Air France bietet den Mitarbeitern zwischen 2018 und 2022 eine schrittweise Gehaltserhöhung von insgesamt 12,5 Prozent - jedoch unter dem Vorbehalt, dass das Management Anpassungen vornehmen kann, sollten die Gewinne der Airline unter 200 Millionen Euro liegen, die Inflation höher sein als erwartet oder sollte eine negative Geschäftsbilanz vorliegen.
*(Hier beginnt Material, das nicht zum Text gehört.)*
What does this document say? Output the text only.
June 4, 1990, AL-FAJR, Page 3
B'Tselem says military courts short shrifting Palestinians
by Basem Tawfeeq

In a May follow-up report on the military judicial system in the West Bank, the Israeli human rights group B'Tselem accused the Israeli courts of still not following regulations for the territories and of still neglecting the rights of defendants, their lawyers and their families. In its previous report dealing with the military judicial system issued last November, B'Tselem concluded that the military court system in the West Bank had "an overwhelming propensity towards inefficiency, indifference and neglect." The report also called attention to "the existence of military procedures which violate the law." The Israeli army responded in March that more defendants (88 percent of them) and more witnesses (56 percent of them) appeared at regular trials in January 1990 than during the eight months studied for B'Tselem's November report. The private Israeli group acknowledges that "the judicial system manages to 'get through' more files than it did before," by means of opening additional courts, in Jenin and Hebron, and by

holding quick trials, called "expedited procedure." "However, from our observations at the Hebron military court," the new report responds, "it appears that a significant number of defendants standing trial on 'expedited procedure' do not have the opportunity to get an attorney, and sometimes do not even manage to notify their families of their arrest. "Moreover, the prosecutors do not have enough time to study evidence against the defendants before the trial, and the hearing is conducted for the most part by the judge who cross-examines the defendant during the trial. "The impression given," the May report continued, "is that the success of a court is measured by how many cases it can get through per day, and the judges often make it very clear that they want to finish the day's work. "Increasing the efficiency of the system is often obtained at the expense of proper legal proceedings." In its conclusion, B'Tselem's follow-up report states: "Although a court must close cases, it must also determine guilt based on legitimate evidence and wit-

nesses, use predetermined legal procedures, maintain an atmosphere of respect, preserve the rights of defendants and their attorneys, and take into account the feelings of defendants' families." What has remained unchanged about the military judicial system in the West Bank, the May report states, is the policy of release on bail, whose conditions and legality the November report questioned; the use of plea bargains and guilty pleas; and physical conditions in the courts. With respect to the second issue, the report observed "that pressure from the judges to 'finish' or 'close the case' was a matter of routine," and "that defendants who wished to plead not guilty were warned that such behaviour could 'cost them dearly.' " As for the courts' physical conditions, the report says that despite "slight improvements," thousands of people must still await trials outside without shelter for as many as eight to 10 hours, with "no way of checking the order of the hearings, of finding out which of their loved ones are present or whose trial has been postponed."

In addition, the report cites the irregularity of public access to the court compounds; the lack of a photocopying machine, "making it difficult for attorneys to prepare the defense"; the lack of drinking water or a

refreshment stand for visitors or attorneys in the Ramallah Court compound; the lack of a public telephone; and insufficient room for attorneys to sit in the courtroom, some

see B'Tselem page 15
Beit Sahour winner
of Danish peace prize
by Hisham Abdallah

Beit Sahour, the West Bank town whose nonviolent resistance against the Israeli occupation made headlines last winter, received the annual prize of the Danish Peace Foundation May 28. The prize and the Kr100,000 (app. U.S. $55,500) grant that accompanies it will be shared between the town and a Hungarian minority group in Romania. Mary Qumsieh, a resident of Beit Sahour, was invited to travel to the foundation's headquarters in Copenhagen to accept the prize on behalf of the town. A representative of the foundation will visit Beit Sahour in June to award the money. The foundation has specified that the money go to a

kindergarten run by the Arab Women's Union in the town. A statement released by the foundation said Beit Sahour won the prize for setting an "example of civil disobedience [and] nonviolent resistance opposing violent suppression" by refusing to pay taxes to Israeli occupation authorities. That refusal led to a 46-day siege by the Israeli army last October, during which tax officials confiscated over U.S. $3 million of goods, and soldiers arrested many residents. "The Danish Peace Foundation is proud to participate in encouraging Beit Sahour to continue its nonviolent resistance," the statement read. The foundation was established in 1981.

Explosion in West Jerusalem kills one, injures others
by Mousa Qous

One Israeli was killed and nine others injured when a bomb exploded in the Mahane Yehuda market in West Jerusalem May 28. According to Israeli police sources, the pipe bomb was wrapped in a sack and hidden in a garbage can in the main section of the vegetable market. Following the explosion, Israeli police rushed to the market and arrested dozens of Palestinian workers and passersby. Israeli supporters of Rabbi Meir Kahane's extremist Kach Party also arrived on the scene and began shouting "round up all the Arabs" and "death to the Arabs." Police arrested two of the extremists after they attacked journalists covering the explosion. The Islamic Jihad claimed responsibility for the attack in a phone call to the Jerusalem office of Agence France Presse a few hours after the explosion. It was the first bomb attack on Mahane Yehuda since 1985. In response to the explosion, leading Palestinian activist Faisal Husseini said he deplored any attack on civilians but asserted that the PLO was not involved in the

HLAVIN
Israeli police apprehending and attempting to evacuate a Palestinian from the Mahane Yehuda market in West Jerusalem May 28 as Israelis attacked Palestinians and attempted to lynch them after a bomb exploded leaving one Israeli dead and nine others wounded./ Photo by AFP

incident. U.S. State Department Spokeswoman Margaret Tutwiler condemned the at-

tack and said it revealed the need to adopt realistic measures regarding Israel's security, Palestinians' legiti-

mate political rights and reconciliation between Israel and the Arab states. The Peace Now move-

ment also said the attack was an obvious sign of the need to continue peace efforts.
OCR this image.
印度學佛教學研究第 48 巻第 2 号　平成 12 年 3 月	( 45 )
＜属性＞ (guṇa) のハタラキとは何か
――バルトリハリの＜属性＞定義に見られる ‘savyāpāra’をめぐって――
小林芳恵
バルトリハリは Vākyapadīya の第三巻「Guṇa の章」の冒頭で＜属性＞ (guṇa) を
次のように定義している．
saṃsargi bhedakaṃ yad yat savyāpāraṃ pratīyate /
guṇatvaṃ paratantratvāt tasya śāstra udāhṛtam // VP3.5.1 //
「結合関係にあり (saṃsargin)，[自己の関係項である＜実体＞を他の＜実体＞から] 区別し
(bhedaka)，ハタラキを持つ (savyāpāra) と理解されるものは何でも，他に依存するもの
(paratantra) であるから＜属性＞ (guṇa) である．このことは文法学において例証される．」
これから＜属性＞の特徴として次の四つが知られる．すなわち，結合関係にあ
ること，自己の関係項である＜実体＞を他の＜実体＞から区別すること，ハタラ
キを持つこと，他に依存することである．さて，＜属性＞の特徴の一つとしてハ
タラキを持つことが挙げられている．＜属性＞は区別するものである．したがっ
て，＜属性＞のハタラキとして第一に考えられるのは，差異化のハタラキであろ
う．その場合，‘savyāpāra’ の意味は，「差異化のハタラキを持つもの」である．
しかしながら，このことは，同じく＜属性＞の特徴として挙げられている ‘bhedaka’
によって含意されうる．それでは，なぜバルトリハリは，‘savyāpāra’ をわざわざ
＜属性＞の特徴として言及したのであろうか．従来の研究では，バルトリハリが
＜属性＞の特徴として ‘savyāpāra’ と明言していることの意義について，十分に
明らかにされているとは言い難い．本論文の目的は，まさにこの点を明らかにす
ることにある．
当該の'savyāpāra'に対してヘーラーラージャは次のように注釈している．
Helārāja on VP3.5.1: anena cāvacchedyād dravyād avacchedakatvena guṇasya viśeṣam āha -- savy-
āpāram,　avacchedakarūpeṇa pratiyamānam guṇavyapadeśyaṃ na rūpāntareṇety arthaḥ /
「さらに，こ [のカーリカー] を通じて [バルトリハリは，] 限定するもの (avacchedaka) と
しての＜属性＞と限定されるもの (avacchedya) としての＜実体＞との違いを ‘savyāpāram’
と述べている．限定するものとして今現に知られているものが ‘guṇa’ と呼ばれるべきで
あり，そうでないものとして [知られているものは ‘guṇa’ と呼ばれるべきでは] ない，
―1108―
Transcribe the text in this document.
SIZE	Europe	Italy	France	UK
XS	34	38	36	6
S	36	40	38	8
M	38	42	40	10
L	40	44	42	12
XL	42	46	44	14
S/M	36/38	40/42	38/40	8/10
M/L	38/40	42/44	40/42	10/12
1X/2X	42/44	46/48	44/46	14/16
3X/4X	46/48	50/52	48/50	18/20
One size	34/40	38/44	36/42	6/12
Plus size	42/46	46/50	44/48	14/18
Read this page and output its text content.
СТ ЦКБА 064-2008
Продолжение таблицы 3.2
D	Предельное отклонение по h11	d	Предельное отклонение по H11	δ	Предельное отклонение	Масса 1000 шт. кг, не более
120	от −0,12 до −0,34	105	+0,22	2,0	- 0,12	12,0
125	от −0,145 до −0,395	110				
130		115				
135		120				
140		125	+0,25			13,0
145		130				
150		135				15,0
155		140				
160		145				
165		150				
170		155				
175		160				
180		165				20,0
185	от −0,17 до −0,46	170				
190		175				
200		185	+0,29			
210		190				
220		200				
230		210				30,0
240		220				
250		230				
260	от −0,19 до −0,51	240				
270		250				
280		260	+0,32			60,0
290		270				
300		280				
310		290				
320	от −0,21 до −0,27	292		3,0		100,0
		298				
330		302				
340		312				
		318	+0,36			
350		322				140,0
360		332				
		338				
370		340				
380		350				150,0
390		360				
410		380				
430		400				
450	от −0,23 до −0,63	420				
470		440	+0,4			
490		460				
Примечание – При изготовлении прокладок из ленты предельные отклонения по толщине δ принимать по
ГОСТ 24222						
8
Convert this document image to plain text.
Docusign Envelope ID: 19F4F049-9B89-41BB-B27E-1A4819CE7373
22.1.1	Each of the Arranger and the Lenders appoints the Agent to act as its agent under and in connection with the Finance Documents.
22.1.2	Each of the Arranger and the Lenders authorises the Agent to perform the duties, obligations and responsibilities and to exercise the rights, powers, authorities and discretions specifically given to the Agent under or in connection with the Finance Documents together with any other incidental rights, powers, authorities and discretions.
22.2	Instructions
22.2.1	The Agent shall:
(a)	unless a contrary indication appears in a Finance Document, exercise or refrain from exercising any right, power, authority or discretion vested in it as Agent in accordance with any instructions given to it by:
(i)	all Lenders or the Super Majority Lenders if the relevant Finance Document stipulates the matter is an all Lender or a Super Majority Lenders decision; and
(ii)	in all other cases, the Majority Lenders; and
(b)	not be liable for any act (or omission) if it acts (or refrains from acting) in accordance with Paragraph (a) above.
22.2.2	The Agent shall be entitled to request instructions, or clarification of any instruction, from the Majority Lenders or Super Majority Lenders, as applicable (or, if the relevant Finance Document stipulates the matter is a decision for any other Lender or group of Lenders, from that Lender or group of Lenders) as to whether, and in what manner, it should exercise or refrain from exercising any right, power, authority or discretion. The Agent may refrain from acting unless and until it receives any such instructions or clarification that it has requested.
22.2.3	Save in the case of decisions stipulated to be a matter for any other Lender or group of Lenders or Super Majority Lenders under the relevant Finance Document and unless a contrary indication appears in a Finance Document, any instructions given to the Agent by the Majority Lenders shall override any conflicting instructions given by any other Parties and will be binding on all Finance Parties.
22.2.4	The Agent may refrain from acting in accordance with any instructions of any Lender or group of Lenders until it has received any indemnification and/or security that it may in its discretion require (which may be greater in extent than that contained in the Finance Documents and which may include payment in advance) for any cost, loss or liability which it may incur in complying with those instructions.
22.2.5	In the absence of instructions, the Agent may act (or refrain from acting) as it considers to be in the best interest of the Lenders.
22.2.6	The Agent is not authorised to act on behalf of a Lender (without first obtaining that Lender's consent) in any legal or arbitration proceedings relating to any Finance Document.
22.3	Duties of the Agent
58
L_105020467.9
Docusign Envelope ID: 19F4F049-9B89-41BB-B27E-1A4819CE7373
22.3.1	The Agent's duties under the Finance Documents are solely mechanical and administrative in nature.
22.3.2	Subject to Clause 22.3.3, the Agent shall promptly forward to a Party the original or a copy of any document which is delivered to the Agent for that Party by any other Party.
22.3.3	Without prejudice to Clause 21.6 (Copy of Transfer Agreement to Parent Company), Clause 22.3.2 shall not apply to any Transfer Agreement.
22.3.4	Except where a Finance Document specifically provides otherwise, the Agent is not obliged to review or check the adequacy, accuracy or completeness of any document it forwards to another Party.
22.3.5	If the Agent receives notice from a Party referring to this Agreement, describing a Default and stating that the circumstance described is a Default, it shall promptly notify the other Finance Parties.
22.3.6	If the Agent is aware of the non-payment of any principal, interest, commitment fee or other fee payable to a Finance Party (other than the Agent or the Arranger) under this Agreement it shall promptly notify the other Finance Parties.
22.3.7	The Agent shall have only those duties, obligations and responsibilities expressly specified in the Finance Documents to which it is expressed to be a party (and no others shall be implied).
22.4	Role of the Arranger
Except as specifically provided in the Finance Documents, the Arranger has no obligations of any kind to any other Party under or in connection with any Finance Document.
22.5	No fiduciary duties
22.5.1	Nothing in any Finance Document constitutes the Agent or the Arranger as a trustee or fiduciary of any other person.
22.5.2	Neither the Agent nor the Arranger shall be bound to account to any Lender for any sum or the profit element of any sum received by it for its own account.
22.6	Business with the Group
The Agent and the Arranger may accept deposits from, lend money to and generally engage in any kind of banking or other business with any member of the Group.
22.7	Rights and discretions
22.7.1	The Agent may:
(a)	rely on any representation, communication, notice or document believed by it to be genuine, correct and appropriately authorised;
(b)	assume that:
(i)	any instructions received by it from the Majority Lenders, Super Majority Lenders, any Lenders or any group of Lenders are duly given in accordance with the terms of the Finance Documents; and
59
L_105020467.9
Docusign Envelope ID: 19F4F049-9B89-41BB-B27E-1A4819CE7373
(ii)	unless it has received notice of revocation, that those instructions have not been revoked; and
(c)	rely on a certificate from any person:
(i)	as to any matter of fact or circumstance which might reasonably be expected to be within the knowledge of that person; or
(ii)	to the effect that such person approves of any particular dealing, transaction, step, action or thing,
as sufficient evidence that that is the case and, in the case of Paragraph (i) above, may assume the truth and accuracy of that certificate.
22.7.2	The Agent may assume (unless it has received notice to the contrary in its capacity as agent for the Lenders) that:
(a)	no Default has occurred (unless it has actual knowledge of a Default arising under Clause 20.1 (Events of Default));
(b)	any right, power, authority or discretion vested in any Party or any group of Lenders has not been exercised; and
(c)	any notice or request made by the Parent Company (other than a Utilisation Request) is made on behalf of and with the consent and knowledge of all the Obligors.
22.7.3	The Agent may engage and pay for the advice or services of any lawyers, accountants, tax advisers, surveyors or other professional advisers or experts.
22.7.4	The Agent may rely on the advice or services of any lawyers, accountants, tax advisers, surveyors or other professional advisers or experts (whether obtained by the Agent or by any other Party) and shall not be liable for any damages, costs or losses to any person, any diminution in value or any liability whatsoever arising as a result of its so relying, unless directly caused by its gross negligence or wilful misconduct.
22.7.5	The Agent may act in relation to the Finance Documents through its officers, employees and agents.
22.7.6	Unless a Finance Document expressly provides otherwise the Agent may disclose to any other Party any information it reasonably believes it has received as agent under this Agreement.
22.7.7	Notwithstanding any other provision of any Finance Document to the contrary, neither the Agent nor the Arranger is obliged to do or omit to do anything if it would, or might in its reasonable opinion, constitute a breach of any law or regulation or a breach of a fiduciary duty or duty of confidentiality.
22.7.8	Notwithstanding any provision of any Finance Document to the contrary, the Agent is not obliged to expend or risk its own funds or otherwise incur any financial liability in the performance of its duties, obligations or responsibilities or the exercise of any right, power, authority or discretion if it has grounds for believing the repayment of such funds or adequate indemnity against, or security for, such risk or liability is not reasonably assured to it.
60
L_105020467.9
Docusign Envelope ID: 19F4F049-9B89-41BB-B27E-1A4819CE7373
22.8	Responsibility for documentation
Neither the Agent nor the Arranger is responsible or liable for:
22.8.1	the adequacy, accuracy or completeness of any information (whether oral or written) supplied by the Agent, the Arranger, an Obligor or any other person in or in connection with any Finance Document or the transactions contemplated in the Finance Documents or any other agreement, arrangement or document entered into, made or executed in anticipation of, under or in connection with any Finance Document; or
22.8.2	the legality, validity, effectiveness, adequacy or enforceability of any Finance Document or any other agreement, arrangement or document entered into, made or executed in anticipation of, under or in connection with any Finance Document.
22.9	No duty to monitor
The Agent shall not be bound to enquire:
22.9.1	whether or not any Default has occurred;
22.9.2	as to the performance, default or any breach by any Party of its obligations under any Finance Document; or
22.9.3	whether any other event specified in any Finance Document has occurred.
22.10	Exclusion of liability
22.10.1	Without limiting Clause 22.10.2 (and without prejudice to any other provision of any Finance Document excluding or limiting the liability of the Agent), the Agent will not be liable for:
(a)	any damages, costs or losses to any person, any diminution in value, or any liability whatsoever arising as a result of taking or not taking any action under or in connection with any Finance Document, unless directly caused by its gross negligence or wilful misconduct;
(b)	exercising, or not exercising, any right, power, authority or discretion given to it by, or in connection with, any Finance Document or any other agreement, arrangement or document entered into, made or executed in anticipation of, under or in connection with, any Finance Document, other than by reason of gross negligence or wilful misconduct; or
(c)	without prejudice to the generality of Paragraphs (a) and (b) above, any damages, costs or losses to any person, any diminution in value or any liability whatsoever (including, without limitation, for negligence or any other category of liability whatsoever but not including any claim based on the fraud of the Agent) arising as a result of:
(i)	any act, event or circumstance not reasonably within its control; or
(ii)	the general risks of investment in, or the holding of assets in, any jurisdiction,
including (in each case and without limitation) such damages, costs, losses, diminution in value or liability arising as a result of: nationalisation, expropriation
Zu wage und zu wenig aus Sicht der Gewerkschaften: "Die Airline will nur zwei Prozent von sechs Prozent Inflation seit 2012 ausgleichen", schreibt der Gewerkschaftsverband Force Ouvrière (FO) auf seiner Homepage.

Die Gewerkschaft führt dagegen die Gewinne der Airline ins Feld: von 1,48 Milliarden Euro, die Air France-KLM im Jahr 2017 gemacht hat, entfallen knapp 560 Millionen Euro auf Air France.

Als "unverschämt" bezeichnen die Gewerkschaften in diesem Zusammenhang das jetzige Angebot des Airline-Managements. Bis zum 20. April sollten die Gewerkschaften es annehmen. Das ist jedoch unwahrscheinlich. Für den 18., 23. und 24. April sind bereits weitere Streiks anberaumt.

Der 18. April ist der neunte Streiktag seit Februar. Die Streiks betreffen bisher vor allem Langstreckenflüge. Zeitweise sind 45 Prozent dieser Verbindungen ausgefallen.